Surrogate gradients have been used by a number of studies to train SNNs (Neftci et al., 2019), solve small-scale toy problems with fractionally predictive neurons (Bohte, 2011), train convolutional SNNs on challenging neuromorphic (Amir et al., 2017; Orchard, Jayawant, Cohen, & Thakor, 2015) and vision benchmarks (Esser et al., 2016), or train recurrent SNNs on temporal problems requiring working memory (Bellec et al., 2018; Shrestha & Orchard, 2018). These studies used different surrogate derivatives ranging from exponential (Shrestha & Orchard, 2018), piece-wise linear (Bellec et al., 2018), or tanh (Woźniak et al., 2020), sometimes with a nonstandard neuron model with a constant leak term (Esser et al., 2016), but due to the different function choices and data sets, they are not easily comparable. Here we provide such a comprehensive comparison.

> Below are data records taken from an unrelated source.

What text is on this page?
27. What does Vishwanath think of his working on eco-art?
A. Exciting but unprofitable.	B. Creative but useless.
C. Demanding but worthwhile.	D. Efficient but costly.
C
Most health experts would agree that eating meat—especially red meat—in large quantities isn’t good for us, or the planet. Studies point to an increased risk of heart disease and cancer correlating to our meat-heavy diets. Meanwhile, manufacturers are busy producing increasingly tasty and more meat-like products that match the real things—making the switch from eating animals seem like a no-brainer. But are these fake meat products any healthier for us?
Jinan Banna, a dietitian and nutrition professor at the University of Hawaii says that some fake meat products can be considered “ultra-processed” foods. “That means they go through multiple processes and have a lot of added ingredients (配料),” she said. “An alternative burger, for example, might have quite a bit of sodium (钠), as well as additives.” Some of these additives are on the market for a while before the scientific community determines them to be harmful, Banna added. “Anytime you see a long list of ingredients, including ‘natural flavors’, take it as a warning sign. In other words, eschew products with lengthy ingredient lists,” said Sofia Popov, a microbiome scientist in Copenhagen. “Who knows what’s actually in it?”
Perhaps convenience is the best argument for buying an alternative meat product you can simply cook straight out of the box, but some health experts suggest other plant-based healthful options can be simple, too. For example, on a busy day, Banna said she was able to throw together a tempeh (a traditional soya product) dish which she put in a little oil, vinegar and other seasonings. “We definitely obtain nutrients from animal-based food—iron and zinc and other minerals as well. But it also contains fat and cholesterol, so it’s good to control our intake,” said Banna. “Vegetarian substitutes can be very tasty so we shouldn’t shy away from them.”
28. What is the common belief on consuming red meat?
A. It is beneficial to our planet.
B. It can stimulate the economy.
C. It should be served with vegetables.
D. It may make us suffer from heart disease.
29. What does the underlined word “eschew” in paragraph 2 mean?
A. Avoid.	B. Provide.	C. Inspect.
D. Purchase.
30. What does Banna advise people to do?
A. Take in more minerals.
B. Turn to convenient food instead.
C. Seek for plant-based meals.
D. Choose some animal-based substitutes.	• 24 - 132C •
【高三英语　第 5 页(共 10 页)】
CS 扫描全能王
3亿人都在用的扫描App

Towards this end, we had to make some compromises. Our study, like previous ones, is limited to supervised classification problems, because supervised learning offers a well-defined and intuitive quantification of computational performance. To keep the number of model parameters tractable, we focused on current-based LIF neurons. Moreover, we entirely dispensed with Dale's law and relied solely on all-to-all connectivity. However, we believe that most of our findings will carry over to more realistic neuronal, synaptic, and connectivity models. Our study thus provides a set of blueprints and benchmarks to accelerate the design of future studies.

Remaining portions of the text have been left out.